DOCTORS CALL ON FAMILIES TO HAVE AN URGENT CONVERSATION ABOUT ORGAN DONATION AT JEWISH NEW YEAR
86% of Jews are unaware of new organ donation personal faith statement which takes religious beliefs into account
6 in 10 (59%) think about their mortality more since Covid-19 pandemic
JODA UK announces new funding from NHS Blood and Transplant to support development of new educational programme
Monday 19th September 2022: Ahead of Jewish New Year and the start of Organ Donation Week, the Jewish Organ Donor Association (JODA UK) is urging people to talk to their families about organ donation and raising awareness of the new faith declaration to increase the number of people whose lives can be saved or transformed by an organ transplant.
Since the organ donation law came into effect on 20th May 2020, people in England are considered as willing to donate, unless they have opted out, are in one of the excluded groups, or have told their family they don’t want to donate. Similar legislation was introduced in Wales in 2015, and Scotland also switched to an opt-out system in March this year. Prior to the law change, around 80% of people in England said that they supported organ donation in principle, but only 38% had actually recorded their decision to donate. This compares to 45% of Jews who are registered as organ donors.
Even though the law around organ donation has changed, it is important to know that people still have a choice and families will always be consulted if organ donation becomes a possibility. In fact, the Office of the Chief Rabbi (OCR) has worked closely with NHS Blood and Transplant (NHSBT) and the Human Tissue Authority to deliver an essential accommodation within the opt-out system, which allows a person to declare on the Organ Donor Register that their decision for donation is subject to their family receiving guidance from their chosen religious authority. Unfortunately, most Jews surveyed (86%) are unaware of the new faith statement option.
Encouragingly, JODA UK research reveals just over half (51%) of Jews have had a discussion with their next of kin about their wishes regarding organ donation, though 22% said they had not got around to it or thought about it. However, it seems that the pandemic is prompting people to think about life and death issues, with 59% of respondents saying they have thought about their mortality more since Covid hit.
"Over the last few years we know that many families have not been able to get together as regularly as they would have liked, so launching a campaign to talk about organ donation at a time when families will be having a meal or breaking the fast together will hopefully be well received,” said Dr Marc Wittenberg, JODA UK Medical Director and Consultant Anesthetist at the Royal Free Trust.

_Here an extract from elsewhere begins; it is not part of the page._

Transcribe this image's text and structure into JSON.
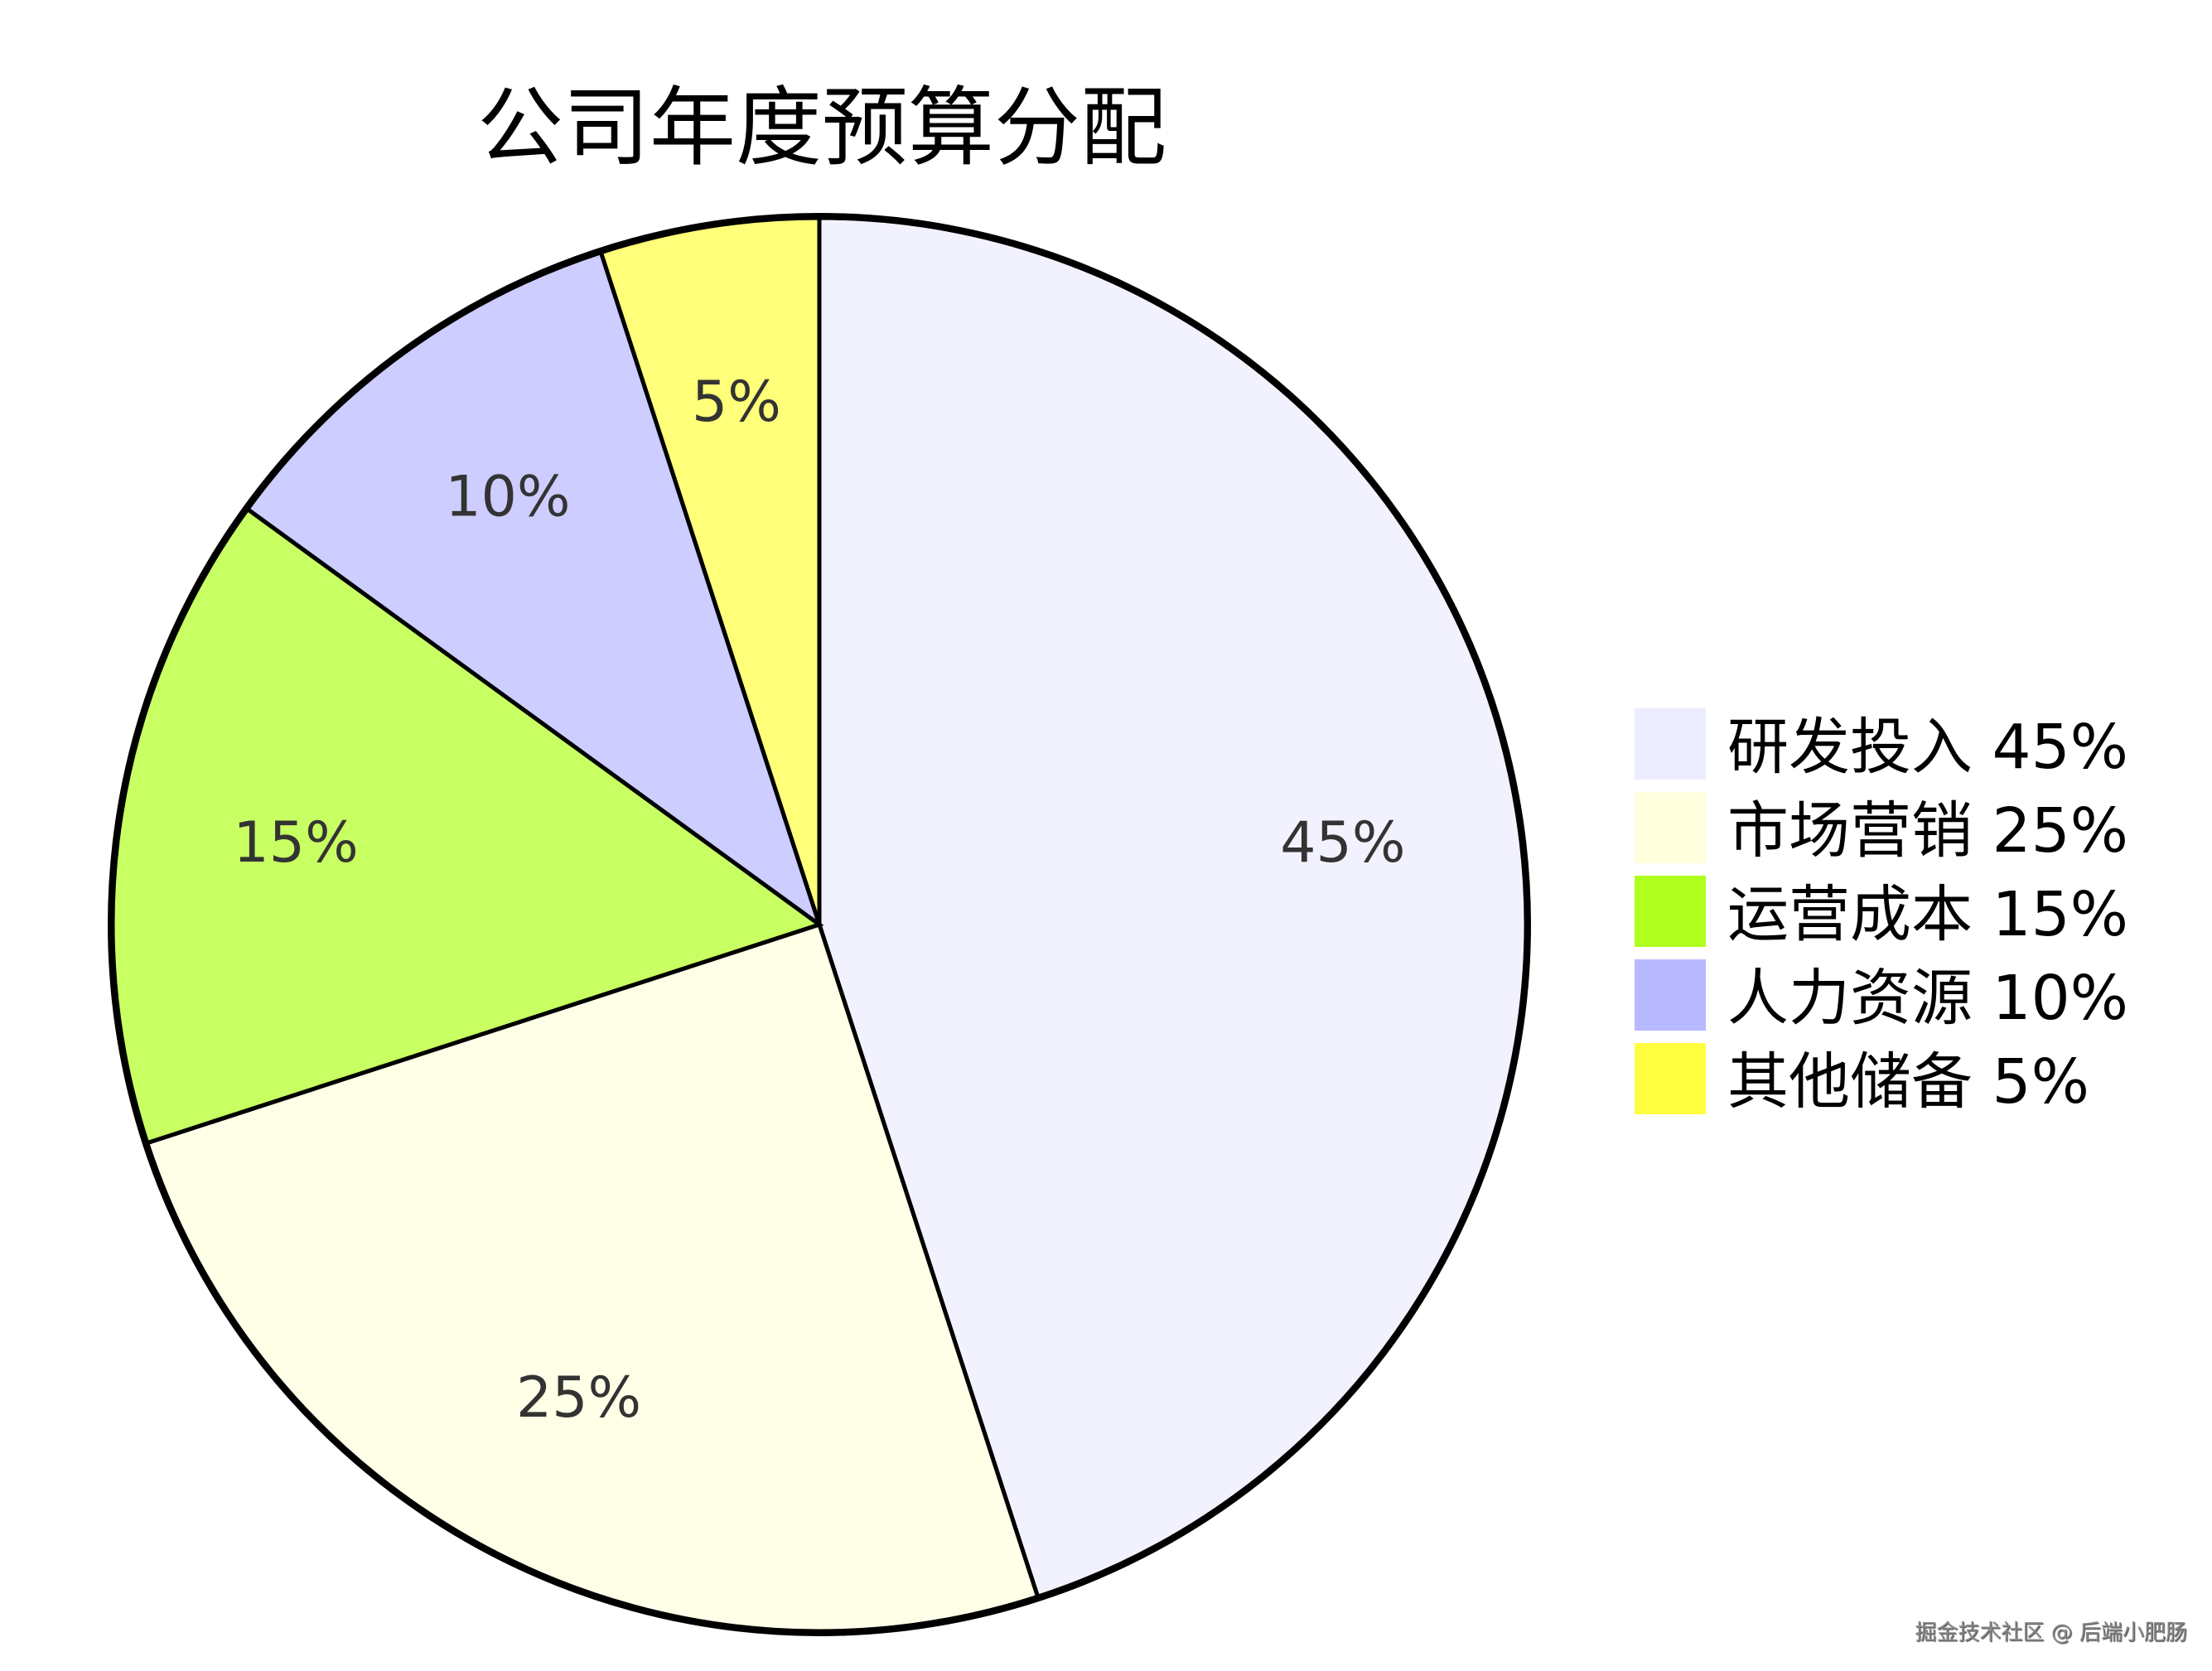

"From our research, we can see that Jews are highly supportive of organ donation but there are some perceived barriers to signing up to the organ donation register. We can see that a minority of Jews still mistakenly believe myths that a Jew cannot be buried in a Jewish cemetery if the body is not whole, or that burial cannot be delayed. Both are untrue. By debunking these beliefs and bringing attention to the new faith declaration developed by the OCR which helps inform the family of a person’s wishes, we hope that the Yom Tov dinner table will be filled with lively conversation this year where people can leave their family certain over organ donation."
The team at JODA UK is also proud to announce new funding from NHSBT to develop a non-formal educational programme targeting young Jewish people. JODA is a non-profit, independent, cross-communal organisation of senior Jewish clinicians and marketing experts which promotes organ donation within a Jewish framework. It is one of 39 community projects, and the only Jewish organisation in England to have received a share of around £500,000 funding as part of the Government’s commitment to tackle health inequalities in Black, Asian and ethnic minority communities.

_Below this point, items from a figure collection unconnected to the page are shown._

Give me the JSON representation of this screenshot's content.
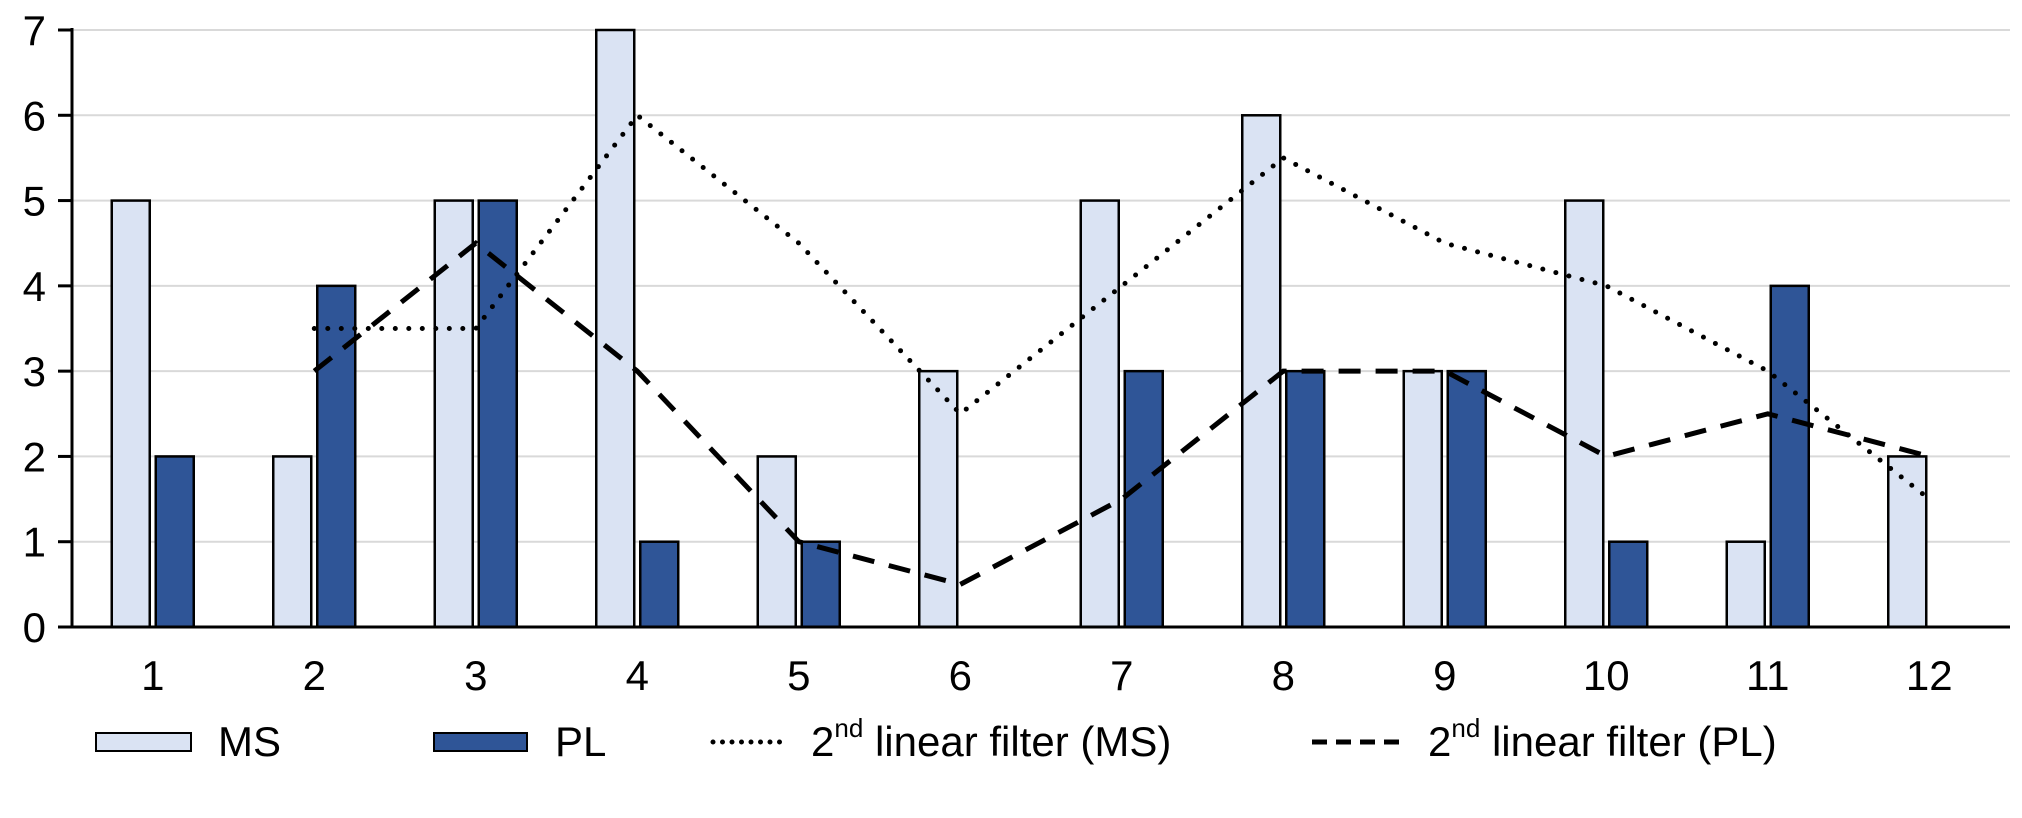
{
  "chart_data": {
    "type": "bar+line",
    "title": "",
    "xlabel": "",
    "ylabel": "",
    "categories": [
      "1",
      "2",
      "3",
      "4",
      "5",
      "6",
      "7",
      "8",
      "9",
      "10",
      "11",
      "12"
    ],
    "y_axis": {
      "min": 0,
      "max": 7,
      "tick_step": 1,
      "ticks": [
        0,
        1,
        2,
        3,
        4,
        5,
        6,
        7
      ]
    },
    "grid": "horizontal",
    "legend_position": "bottom",
    "gridline_color": "#d9d9d9",
    "axis_color": "#000000",
    "series": [
      {
        "name": "MS",
        "type": "bar",
        "values": [
          5,
          2,
          5,
          7,
          2,
          3,
          5,
          6,
          3,
          5,
          1,
          2
        ],
        "fill": "#dae3f3",
        "border": "#000000"
      },
      {
        "name": "PL",
        "type": "bar",
        "values": [
          2,
          4,
          5,
          1,
          1,
          0,
          3,
          3,
          3,
          1,
          4,
          0
        ],
        "fill": "#2f5597",
        "border": "#000000"
      },
      {
        "name": "2nd linear filter (MS)",
        "type": "line",
        "style": "dotted",
        "x_start": 2,
        "color": "#000000",
        "values": [
          3.5,
          3.5,
          6,
          4.5,
          2.5,
          4,
          5.5,
          4.5,
          4,
          3,
          1.5
        ]
      },
      {
        "name": "2nd linear filter (PL)",
        "type": "line",
        "style": "dashed",
        "x_start": 2,
        "color": "#000000",
        "values": [
          3,
          4.5,
          3,
          1,
          0.5,
          1.5,
          3,
          3,
          2,
          2.5,
          2
        ]
      }
    ]
  },
  "legend": {
    "items": [
      {
        "id": "ms",
        "marker": "bar-swatch",
        "label": "MS"
      },
      {
        "id": "pl",
        "marker": "bar-swatch",
        "label": "PL"
      },
      {
        "id": "filter-ms",
        "marker": "dotted-line",
        "label_prefix": "2",
        "label_sup": "nd",
        "label_rest": " linear filter (MS)"
      },
      {
        "id": "filter-pl",
        "marker": "dashed-line",
        "label_prefix": "2",
        "label_sup": "nd",
        "label_rest": " linear filter (PL)"
      }
    ]
  }
}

Anthony Clarkson, Director of Organ and Tissue Donation and Transplantation for NHSBT, adds: “We are very grateful to JODA UK for its support of organ donation and we are excited about the development of a new educational programme for young people within the Jewish community.

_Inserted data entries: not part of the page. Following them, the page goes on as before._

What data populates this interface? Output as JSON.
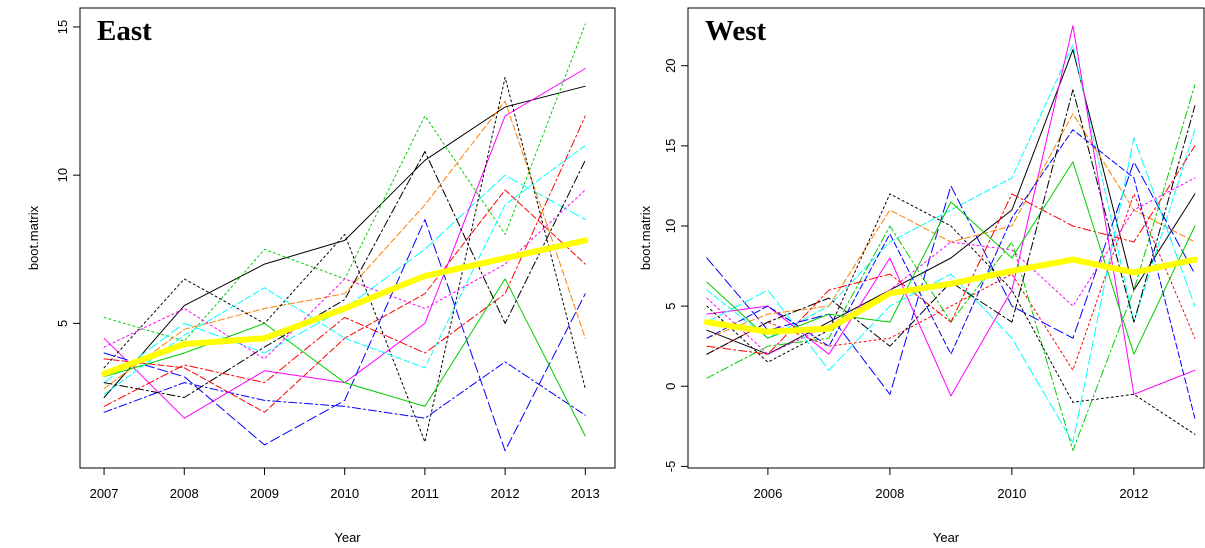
{
  "chart_data": [
    {
      "type": "line",
      "title": "East",
      "xlabel": "Year",
      "ylabel": "boot.matrix",
      "x": [
        2007,
        2008,
        2009,
        2010,
        2011,
        2012,
        2013
      ],
      "xlim": [
        2006.7,
        2013.37
      ],
      "xticks": [
        2007,
        2008,
        2009,
        2010,
        2011,
        2012,
        2013
      ],
      "ylim": [
        0.12,
        15.64
      ],
      "yticks": [
        5,
        10,
        15
      ],
      "series": [
        {
          "color": "#000000",
          "width": 1,
          "values": [
            2.5,
            5.6,
            7.0,
            7.8,
            10.5,
            12.3,
            13.0
          ]
        },
        {
          "color": "#ff0000",
          "width": 1,
          "values": [
            3.8,
            3.5,
            2.0,
            4.5,
            6.0,
            9.5,
            7.0
          ]
        },
        {
          "color": "#00cd00",
          "width": 1,
          "values": [
            5.2,
            4.4,
            7.5,
            6.5,
            12.0,
            8.0,
            15.1
          ]
        },
        {
          "color": "#0000ff",
          "width": 1,
          "values": [
            2.0,
            3.0,
            2.4,
            2.2,
            1.8,
            3.7,
            1.9
          ]
        },
        {
          "color": "#00ffff",
          "width": 1,
          "values": [
            3.0,
            5.0,
            4.0,
            5.5,
            7.5,
            10.0,
            8.5
          ]
        },
        {
          "color": "#ff00ff",
          "width": 1,
          "values": [
            4.5,
            1.8,
            3.4,
            3.0,
            5.0,
            12.0,
            13.6
          ]
        },
        {
          "color": "#ff8000",
          "width": 1,
          "values": [
            2.8,
            4.8,
            5.5,
            6.0,
            9.0,
            12.5,
            4.5
          ]
        },
        {
          "color": "#000000",
          "width": 1,
          "values": [
            3.5,
            6.5,
            5.0,
            8.0,
            1.0,
            13.3,
            2.8
          ]
        },
        {
          "color": "#ff0000",
          "width": 1,
          "values": [
            2.2,
            3.6,
            3.0,
            5.2,
            4.0,
            6.0,
            12.0
          ]
        },
        {
          "color": "#0000ff",
          "width": 1,
          "values": [
            4.0,
            3.2,
            0.9,
            2.4,
            8.5,
            0.7,
            6.0
          ]
        },
        {
          "color": "#00cd00",
          "width": 1,
          "values": [
            3.2,
            4.0,
            5.0,
            3.0,
            2.2,
            6.5,
            1.2
          ]
        },
        {
          "color": "#00ffff",
          "width": 1,
          "values": [
            2.6,
            4.6,
            6.2,
            4.5,
            3.5,
            9.0,
            11.0
          ]
        },
        {
          "color": "#ff00ff",
          "width": 1,
          "values": [
            4.2,
            5.5,
            3.8,
            6.5,
            5.5,
            7.0,
            9.5
          ]
        },
        {
          "color": "#000000",
          "width": 1,
          "values": [
            3.0,
            2.5,
            4.2,
            5.8,
            10.8,
            5.0,
            10.5
          ]
        },
        {
          "color": "#ffff00",
          "width": 6,
          "values": [
            3.3,
            4.3,
            4.5,
            5.5,
            6.6,
            7.2,
            7.8
          ]
        }
      ]
    },
    {
      "type": "line",
      "title": "West",
      "xlabel": "Year",
      "ylabel": "boot.matrix",
      "x": [
        2005,
        2006,
        2007,
        2008,
        2009,
        2010,
        2011,
        2012,
        2013
      ],
      "xlim": [
        2004.69,
        2013.15
      ],
      "xticks": [
        2006,
        2008,
        2010,
        2012
      ],
      "ylim": [
        -5.1,
        23.6
      ],
      "yticks": [
        -5,
        0,
        5,
        10,
        15,
        20
      ],
      "series": [
        {
          "color": "#000000",
          "width": 1,
          "values": [
            3.5,
            2.0,
            4.0,
            6.0,
            8.0,
            11.0,
            21.0,
            6.0,
            12.0
          ]
        },
        {
          "color": "#00ffff",
          "width": 1,
          "values": [
            6.0,
            3.0,
            5.0,
            9.0,
            11.0,
            13.0,
            21.3,
            4.0,
            16.0
          ]
        },
        {
          "color": "#ff0000",
          "width": 1,
          "values": [
            2.0,
            4.0,
            2.5,
            3.0,
            5.0,
            7.0,
            1.0,
            12.0,
            3.0
          ]
        },
        {
          "color": "#00cd00",
          "width": 1,
          "values": [
            0.5,
            2.5,
            3.0,
            10.0,
            4.0,
            9.0,
            -4.0,
            6.0,
            18.8
          ]
        },
        {
          "color": "#0000ff",
          "width": 1,
          "values": [
            8.0,
            3.5,
            4.5,
            -0.5,
            12.5,
            5.0,
            3.0,
            14.0,
            7.0
          ]
        },
        {
          "color": "#ff00ff",
          "width": 1,
          "values": [
            4.5,
            5.0,
            2.0,
            8.0,
            -0.6,
            6.0,
            22.5,
            -0.5,
            1.0
          ]
        },
        {
          "color": "#ff8000",
          "width": 1,
          "values": [
            3.0,
            4.5,
            5.0,
            11.0,
            9.0,
            10.0,
            17.0,
            11.0,
            9.0
          ]
        },
        {
          "color": "#000000",
          "width": 1,
          "values": [
            5.0,
            1.5,
            3.5,
            12.0,
            10.0,
            6.0,
            -1.0,
            -0.5,
            -3.0
          ]
        },
        {
          "color": "#ff0000",
          "width": 1,
          "values": [
            2.5,
            2.0,
            6.0,
            7.0,
            4.0,
            12.0,
            10.0,
            9.0,
            15.0
          ]
        },
        {
          "color": "#00ffff",
          "width": 1,
          "values": [
            4.0,
            6.0,
            1.0,
            5.0,
            7.0,
            3.0,
            -3.5,
            15.5,
            5.0
          ]
        },
        {
          "color": "#00cd00",
          "width": 1,
          "values": [
            6.5,
            3.0,
            4.5,
            4.0,
            11.5,
            8.0,
            14.0,
            2.0,
            10.0
          ]
        },
        {
          "color": "#0000ff",
          "width": 1,
          "values": [
            3.0,
            5.0,
            2.5,
            9.5,
            2.0,
            10.5,
            16.0,
            13.0,
            -2.0
          ]
        },
        {
          "color": "#ff00ff",
          "width": 1,
          "values": [
            5.5,
            2.0,
            3.8,
            6.0,
            9.0,
            8.5,
            5.0,
            11.0,
            13.0
          ]
        },
        {
          "color": "#000000",
          "width": 1,
          "values": [
            2.0,
            4.0,
            5.5,
            2.5,
            6.5,
            4.0,
            18.5,
            4.0,
            17.5
          ]
        },
        {
          "color": "#ffff00",
          "width": 6,
          "values": [
            4.0,
            3.4,
            3.6,
            5.8,
            6.4,
            7.2,
            7.9,
            7.1,
            7.9
          ]
        }
      ]
    }
  ]
}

“With organ donation and transplantation both heavily impacted by the pandemic, it is more important than ever for people to have the conversation and let their families know what they want to happen in the event of their death. Register your organ donation decision including the faith declaration on the NHS Organ Donor Register, and tell your family the choice you have made. If the time comes, we know families find the organ donation conversation much easier if they already know what their relative wanted.
“We appreciate the positive conversation taking place around organ donation within the community, and on behalf of the NHSBT team, we wish everyone a Shana Tova and a sweet and healthy new year."